Elaine Lee wrote about the Wine Cups in our vicinity. She lives in Clyde, Texas, and drives to Cisco, Texas, every work day. Elaine is a careful observer of flora and fauna along Interstate 20, including the ducks on Baird Hill Pond. She has noticed, as I have, the large flock of wild turkeys that infrequently browse in the field south of Baird Hill. Elaine writes of the Wine Cups,
I’m certain you are correct about wine cup not being present last year in your location. This year, and never before, I saw wine cup growing along the highway edge in the Interstate 20 median. They were growing just west of Putnam, TX and stretched for probably 200 or 300 hundred yards. Of all Texas wildflowers, I have heard they are the most difficult to become established. I don’t know if grassfire in the median caused the heat to break their seed covering or ground heat from the drought, but whatever it was, it created a very nice showing this Spring. In years past I have seen them along the Interstate 20 frontage road not far from my sister’s house in Dallas, but never in this area. However, I hope they are here to stay since they add another color dimension to the Spring landscape.
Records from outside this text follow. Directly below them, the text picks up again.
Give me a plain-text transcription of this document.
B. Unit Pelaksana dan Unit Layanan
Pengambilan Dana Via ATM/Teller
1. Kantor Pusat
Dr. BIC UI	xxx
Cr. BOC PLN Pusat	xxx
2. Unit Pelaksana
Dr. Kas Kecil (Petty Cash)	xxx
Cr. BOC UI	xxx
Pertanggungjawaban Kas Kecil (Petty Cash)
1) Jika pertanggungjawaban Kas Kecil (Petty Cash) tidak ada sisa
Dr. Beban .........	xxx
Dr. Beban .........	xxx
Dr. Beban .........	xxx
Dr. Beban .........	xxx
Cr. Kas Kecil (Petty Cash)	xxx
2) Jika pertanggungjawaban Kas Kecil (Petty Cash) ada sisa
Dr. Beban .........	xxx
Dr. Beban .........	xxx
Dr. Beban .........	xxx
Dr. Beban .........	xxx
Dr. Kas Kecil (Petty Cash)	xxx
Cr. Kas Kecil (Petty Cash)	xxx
In researching the Wine Cup, I have found something quite interesting. The Wine Cup has native distribution only to southwest Missouri and southeast Kansas, south to to Louisiana and central Texas. It has spread to other states. Flying Hat Ranchito is located on the western periphery of central Texas. My mailing address comes out of Mingus, Texas, but the ranchito is ten-or-so miles southeast of Mingus, back in the hills, in Sims Valley, near Hannibal, Texas. Hannibal now has one building that used to double as a general store with a Masonic Lodge on the second floor (don’t hold me too tight on these two historical functions of the building for I need to do more research). The Wine Cups I photographed are six miles away from Hannibal, to the north.
My plans for the weekend include further observations of Wine Cups in the grove area. At last count, eight Wine Cup blossoms erupted. Of yucca, some one-hundred stalks abound on the terraces. One hundred stalks times one-hundred blossoms per stalk equals 10,000 blossoms. Of rain, 0.25 inch two-days ago, about 0.10 inch this morning. Of bees and critters? I will count them another day.
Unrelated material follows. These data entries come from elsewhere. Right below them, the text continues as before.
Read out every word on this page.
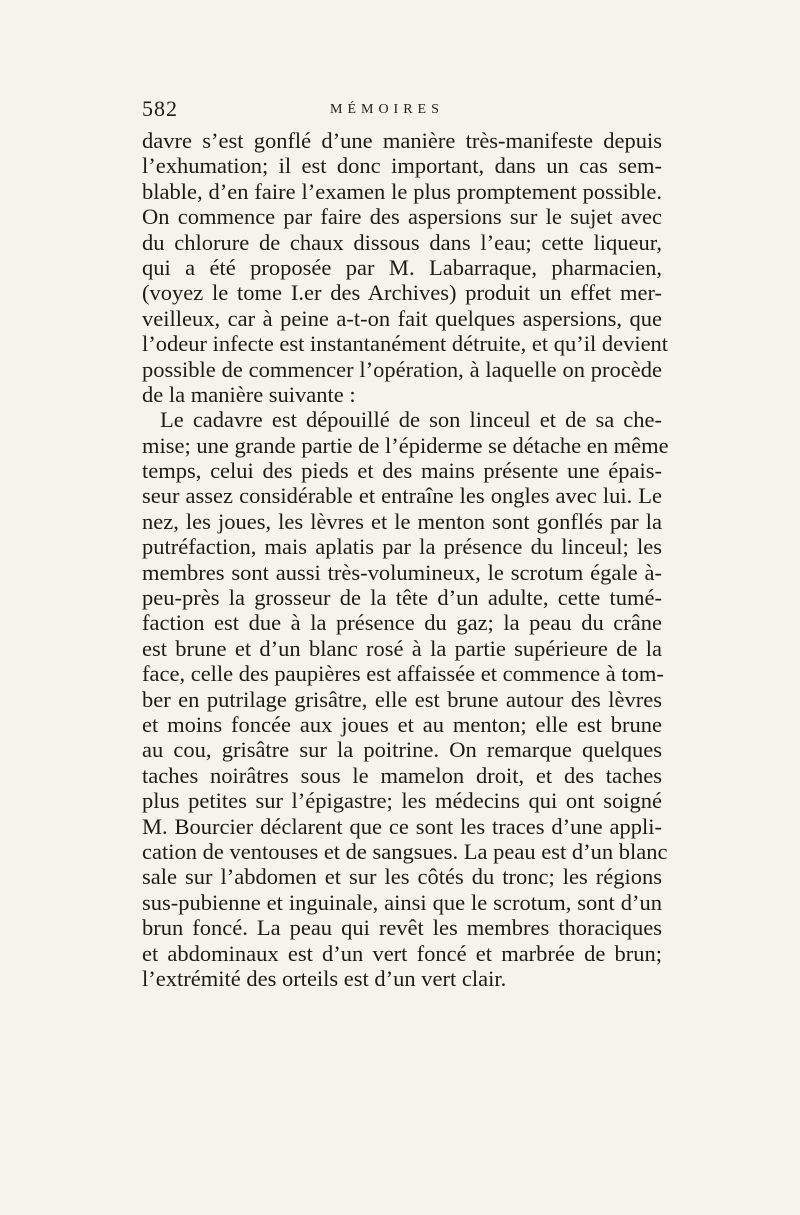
582	MÉMOIRES
davre s’est gonflé d’une manière très-manifeste depuis
l’exhumation; il est donc important, dans un cas sem-
blable, d’en faire l’examen le plus promptement possible.
On commence par faire des aspersions sur le sujet avec
du chlorure de chaux dissous dans l’eau; cette liqueur,
qui a été proposée par M. Labarraque, pharmacien,
(voyez le tome I.er des Archives) produit un effet mer-
veilleux, car à peine a-t-on fait quelques aspersions, que
l’odeur infecte est instantanément détruite, et qu’il devient
possible de commencer l’opération, à laquelle on procède
de la manière suivante :
Le cadavre est dépouillé de son linceul et de sa che-
mise; une grande partie de l’épiderme se détache en même
temps, celui des pieds et des mains présente une épais-
seur assez considérable et entraîne les ongles avec lui. Le
nez, les joues, les lèvres et le menton sont gonflés par la
putréfaction, mais aplatis par la présence du linceul; les
membres sont aussi très-volumineux, le scrotum égale à-
peu-près la grosseur de la tête d’un adulte, cette tumé-
faction est due à la présence du gaz; la peau du crâne
est brune et d’un blanc rosé à la partie supérieure de la
face, celle des paupières est affaissée et commence à tom-
ber en putrilage grisâtre, elle est brune autour des lèvres
et moins foncée aux joues et au menton; elle est brune
au cou, grisâtre sur la poitrine. On remarque quelques
taches noirâtres sous le mamelon droit, et des taches
plus petites sur l’épigastre; les médecins qui ont soigné
M. Bourcier déclarent que ce sont les traces d’une appli-
cation de ventouses et de sangsues. La peau est d’un blanc
sale sur l’abdomen et sur les côtés du tronc; les régions
sus-pubienne et inguinale, ainsi que le scrotum, sont d’un
brun foncé. La peau qui revêt les membres thoraciques
et abdominaux est d’un vert foncé et marbrée de brun;
l’extrémité des orteils est d’un vert clair.
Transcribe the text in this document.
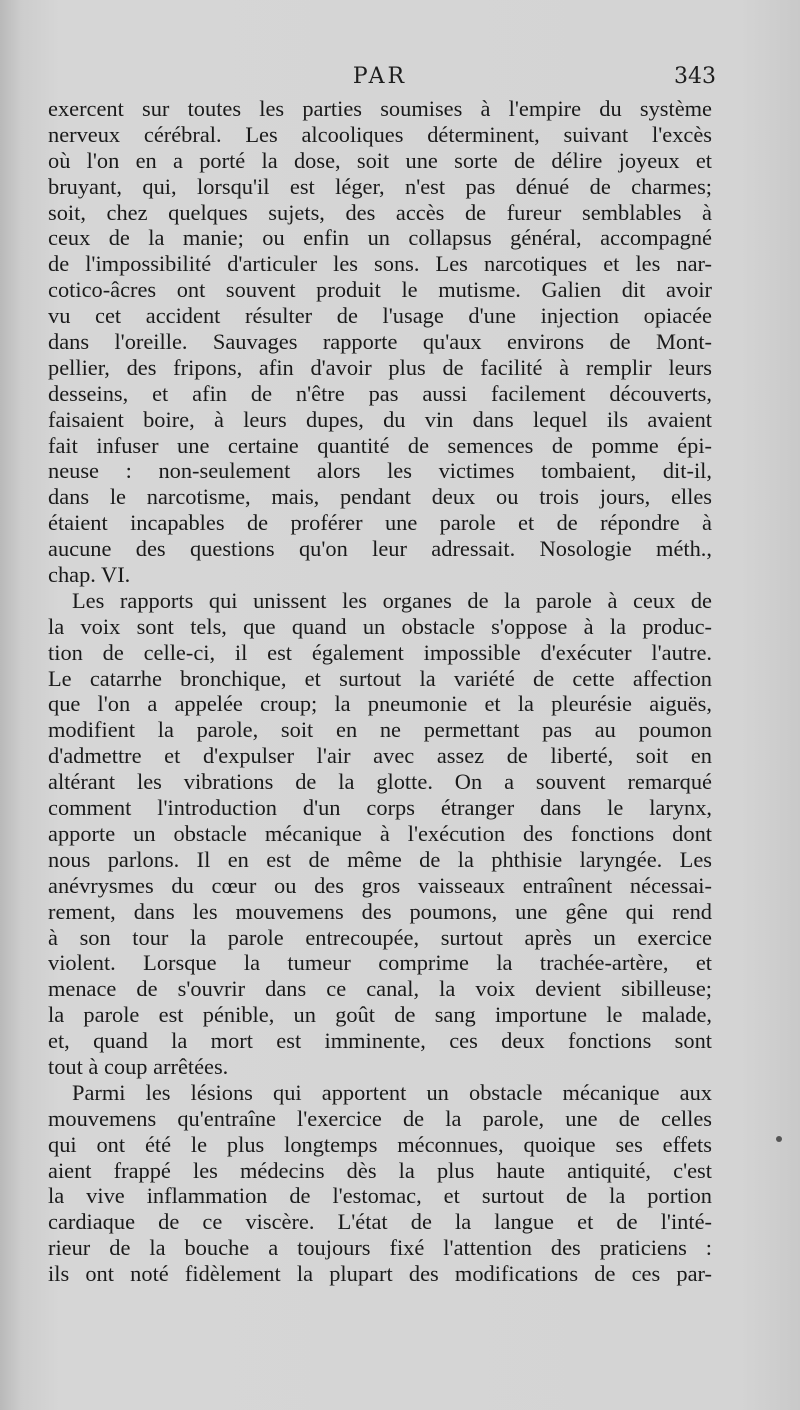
PAR	343
exercent sur toutes les parties soumises à l'empire du système
nerveux cérébral. Les alcooliques déterminent, suivant l'excès
où l'on en a porté la dose, soit une sorte de délire joyeux et
bruyant, qui, lorsqu'il est léger, n'est pas dénué de charmes;
soit, chez quelques sujets, des accès de fureur semblables à
ceux de la manie; ou enfin un collapsus général, accompagné
de l'impossibilité d'articuler les sons. Les narcotiques et les nar-
cotico-âcres ont souvent produit le mutisme. Galien dit avoir
vu cet accident résulter de l'usage d'une injection opiacée
dans l'oreille. Sauvages rapporte qu'aux environs de Mont-
pellier, des fripons, afin d'avoir plus de facilité à remplir leurs
desseins, et afin de n'être pas aussi facilement découverts,
faisaient boire, à leurs dupes, du vin dans lequel ils avaient
fait infuser une certaine quantité de semences de pomme épi-
neuse : non-seulement alors les victimes tombaient, dit-il,
dans le narcotisme, mais, pendant deux ou trois jours, elles
étaient incapables de proférer une parole et de répondre à
aucune des questions qu'on leur adressait. Nosologie méth.,
chap. VI.
Les rapports qui unissent les organes de la parole à ceux de
la voix sont tels, que quand un obstacle s'oppose à la produc-
tion de celle-ci, il est également impossible d'exécuter l'autre.
Le catarrhe bronchique, et surtout la variété de cette affection
que l'on a appelée croup; la pneumonie et la pleurésie aiguës,
modifient la parole, soit en ne permettant pas au poumon
d'admettre et d'expulser l'air avec assez de liberté, soit en
altérant les vibrations de la glotte. On a souvent remarqué
comment l'introduction d'un corps étranger dans le larynx,
apporte un obstacle mécanique à l'exécution des fonctions dont
nous parlons. Il en est de même de la phthisie laryngée. Les
anévrysmes du cœur ou des gros vaisseaux entraînent nécessai-
rement, dans les mouvemens des poumons, une gêne qui rend
à son tour la parole entrecoupée, surtout après un exercice
violent. Lorsque la tumeur comprime la trachée-artère, et
menace de s'ouvrir dans ce canal, la voix devient sibilleuse;
la parole est pénible, un goût de sang importune le malade,
et, quand la mort est imminente, ces deux fonctions sont
tout à coup arrêtées.
Parmi les lésions qui apportent un obstacle mécanique aux
mouvemens qu'entraîne l'exercice de la parole, une de celles
qui ont été le plus longtemps méconnues, quoique ses effets
aient frappé les médecins dès la plus haute antiquité, c'est
la vive inflammation de l'estomac, et surtout de la portion
cardiaque de ce viscère. L'état de la langue et de l'inté-
rieur de la bouche a toujours fixé l'attention des praticiens :
ils ont noté fidèlement la plupart des modifications de ces par-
Notes, corrections and additions:
From the Lady Bird Johnson Wildflower Center, I quote,
The wine cup is a perennial growing 8–20 inches tall, depending on moisture and soil, with gray-green stems. Leaves are alternate, basal leaves having stems about as long as the leaf; leaves are coarsely lobed or scalloped to deeply 5-lobed. There are few leaves on the upper part of the stem. Flowers have 5 petals, cup-shaped at first and opening out nearly flat as the flower matures. They are violet to red-violet, sometimes white, 1–2 inches across. The stamens and pistil form a conelike structure in the center of the flower.